27 апреля, как раз в тот день, когда немцы заняли десантным отрядом Либаву, пришел приказ об отправке их полка на фронт.
Уверенно говорилось в газетах о скором выступлении Италии на стороне Антанты, уверенно предсказывалась в связи с этим скорая гибель немецких армий, но почему-то более осязательно представлялось, как там, за завесой Карпат, поезд за поездом, безостановочно и гулко передвигаются серо-голубые корпуса, и «батареи медным строем скачут и гремят…»*
Очень хотелось почему-то Ливенцеву увидеться перед отправкой с Елей Худолей, но оказалось, что она уже умчалась внезапно, в ночь накануне, туда, на свой санитарный поезд.
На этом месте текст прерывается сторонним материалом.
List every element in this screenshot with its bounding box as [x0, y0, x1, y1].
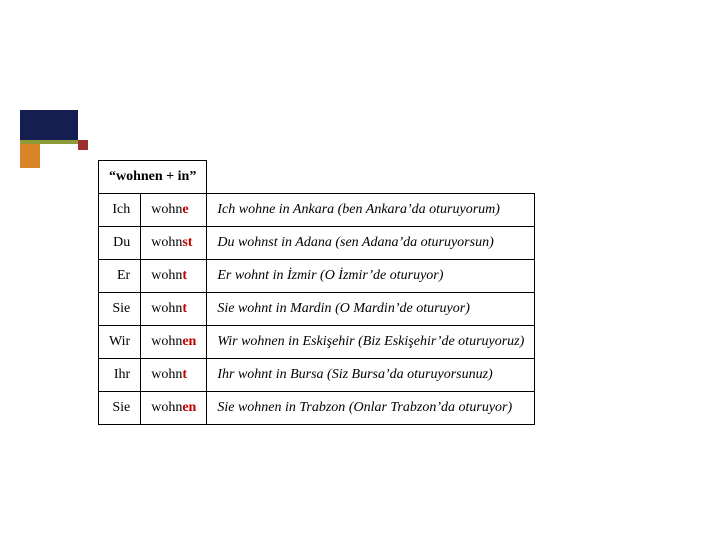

Зато Марья Тимофеевна даже поплакала немного, прощаясь.
С полком вместе на те же самые транспорты, которые увезли в Одессу, «как барашков», пластунов и Мазанку, грузили и эскадрон, стоявший в отделе, в Балаклаве, но им командовал теперь какой-то молодой штабс-ротмистр, и вместо Зубенко был другой корнет.
— А как же этот… пышноусый был там ротмистр, помните?.. которому Дарданеллы были очень нужны… Лихачев, кажется? — спросил Кароли Ливенцев.
— Отсеялся, — не то презрительно, не то завистливо сказал Кароли. — Так же и миллионщик-корнет Зубенко остался в Севастополе.
— По какой же такой болезни остался?
— Были бы миллионы, а болезни найдутся.
Кароли провожала жена, приехавшая из Мариуполя. У нее был ошарашенный вид, и она время от времени говорила:
— Нет, как же это? Неужели вас дальше Одессы отправят? Ведь на днях, говорят, выступит Италия, и тогда будет мир… Ведь так? Так?
У нее были дряблые щеки, бесцветные глаза и распухшие веки, и нервно сжимала она в руке платок.